En France, c’est bien davantage avec nous qu’avec des LR liés à Bruxelles aux centristes et socialistes que nos amis européens souhaitent construire un avenir protecteur pour nos enfants
Prétendre retrouver la souveraineté migratoire par le seul biais d’une réforme constitutionnelle nationale, en faisant fi de la question de notre adhésion aux engagements supranationaux que cette réforme est censée contrer, est juridiquement illusoire et donc politiquement trompeur.
D’une part, parce que, au quotidien, ce sont les juridictions françaises qui font primer le droit international sur la loi nationale. La conclusion est simple: quand bien même une loi de restriction de l’immigration serait conforme à une Constitution réformée, le juge français écartera son application s’il estime qu’elle viole un engagement international.
D’autre part, parce qu’il y va de la crédibilité internationale de notre pays et du respect de sa voix dans le concert des nations. Même les États-Unis ne s’exonèrent pas d’une règle résultant d’un engagement international qu’ils ont signé. Lorsque Donald Trump a voulu s’affranchir des contraintes d’émissions de gaz à effet de serre résultant de l’accord de Paris, il a scrupuleusement respecté la procédure de retrait.
Le manque de courage
Si nous voulons cesser d’appliquer en droit français une norme internationale résultant d’un engagement passé de la France, il n’y a en réalité que deux voies ouvertes: le dénoncer ou le renégocier. C’est par la négociation que le Danemark a obtenu un statut dérogatoire qui lui permet aujourd’hui de mener une politique beaucoup plus ferme que la France en matière d’immigration. Si leur statut a été obtenu avant l’adoption du traité, rien n’empêche la France d’exiger la renégociation des règles qui nous lient actuellement.
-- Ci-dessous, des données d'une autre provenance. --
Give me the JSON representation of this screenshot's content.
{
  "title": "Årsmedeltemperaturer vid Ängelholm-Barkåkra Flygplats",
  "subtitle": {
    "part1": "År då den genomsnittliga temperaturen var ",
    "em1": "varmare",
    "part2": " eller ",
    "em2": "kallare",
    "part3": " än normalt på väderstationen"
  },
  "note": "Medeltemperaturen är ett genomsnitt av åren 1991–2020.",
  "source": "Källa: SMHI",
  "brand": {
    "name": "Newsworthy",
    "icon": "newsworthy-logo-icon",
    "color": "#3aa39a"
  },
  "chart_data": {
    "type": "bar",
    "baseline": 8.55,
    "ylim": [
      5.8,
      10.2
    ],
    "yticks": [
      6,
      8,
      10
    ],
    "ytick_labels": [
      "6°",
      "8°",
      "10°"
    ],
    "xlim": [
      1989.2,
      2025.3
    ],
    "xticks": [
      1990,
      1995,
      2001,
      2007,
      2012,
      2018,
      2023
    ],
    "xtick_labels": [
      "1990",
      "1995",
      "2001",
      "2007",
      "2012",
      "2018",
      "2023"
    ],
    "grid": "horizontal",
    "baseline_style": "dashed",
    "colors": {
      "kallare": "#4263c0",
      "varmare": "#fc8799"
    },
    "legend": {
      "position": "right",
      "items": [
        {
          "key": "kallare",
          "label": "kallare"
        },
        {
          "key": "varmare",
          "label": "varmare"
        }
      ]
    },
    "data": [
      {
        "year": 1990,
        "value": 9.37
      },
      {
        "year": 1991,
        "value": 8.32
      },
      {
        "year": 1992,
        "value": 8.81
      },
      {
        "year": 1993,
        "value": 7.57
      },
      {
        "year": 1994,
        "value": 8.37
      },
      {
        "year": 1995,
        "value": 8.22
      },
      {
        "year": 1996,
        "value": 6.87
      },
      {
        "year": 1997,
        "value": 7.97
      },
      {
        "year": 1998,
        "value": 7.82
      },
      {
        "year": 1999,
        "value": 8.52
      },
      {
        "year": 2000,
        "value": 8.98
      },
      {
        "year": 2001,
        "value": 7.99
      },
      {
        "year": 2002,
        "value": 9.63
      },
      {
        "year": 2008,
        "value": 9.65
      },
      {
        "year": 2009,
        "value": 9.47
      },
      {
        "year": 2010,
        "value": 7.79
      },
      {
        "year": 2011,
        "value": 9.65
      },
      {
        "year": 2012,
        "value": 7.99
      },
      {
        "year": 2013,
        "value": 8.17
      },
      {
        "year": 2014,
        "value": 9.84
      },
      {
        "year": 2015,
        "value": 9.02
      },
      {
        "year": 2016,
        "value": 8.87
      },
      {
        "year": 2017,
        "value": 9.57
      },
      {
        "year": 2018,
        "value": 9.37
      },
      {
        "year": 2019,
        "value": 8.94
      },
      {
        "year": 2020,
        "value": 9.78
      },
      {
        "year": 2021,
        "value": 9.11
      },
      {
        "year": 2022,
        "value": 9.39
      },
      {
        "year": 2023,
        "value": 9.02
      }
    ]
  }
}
Encore faut-il pour cela mettre dans la balance le mandat des Français reçu par référendum et l’alliance avec d’autres pays partageant le même souhait. Soyons en assurés, si demain les dirigeants français avaient le courage de renégocier les traités nous liant et nous incapacitant sur la question migratoire, ils ne seraient pas seuls. De nombreux pays viendraient pousser en mêlée pour obtenir, eux aussi, la maîtrise de leur politique migratoire. Partout en Europe, nos amis conservateurs en Italie, en Espagne, en Hongrie, en Pologne, en Suède, en Finlande gouvernent ou s’apprêtent à le faire: pour la première fois, nous pouvons envisager une majorité pour rompre avec le laxisme migratoire. Et en France, c’est bien davantage avec nous qu’avec des LR liés à Bruxelles aux centristes et socialistes que nos amis européens souhaitent construire un avenir protecteur pour nos enfants.
Pour régler la question migratoire, nous avons donc deux priorités: bâtir une coalition européenne majoritaire pour renégocier les traités et changer fermement nos règles nationales.
La bonne nouvelle, c’est que de nombreuses marges de manœuvre existent pour réduire l’immigration sans être entravé par le droit européen ou international: le nombre de délivrance des visas, la prise en charge médicale, les accès aux aides sociales non contributives, les subventions aux associations promigrants… relèvent du domaine national.
Ici, la seule chose qui nous lie les mains est bien le manque de courage politique.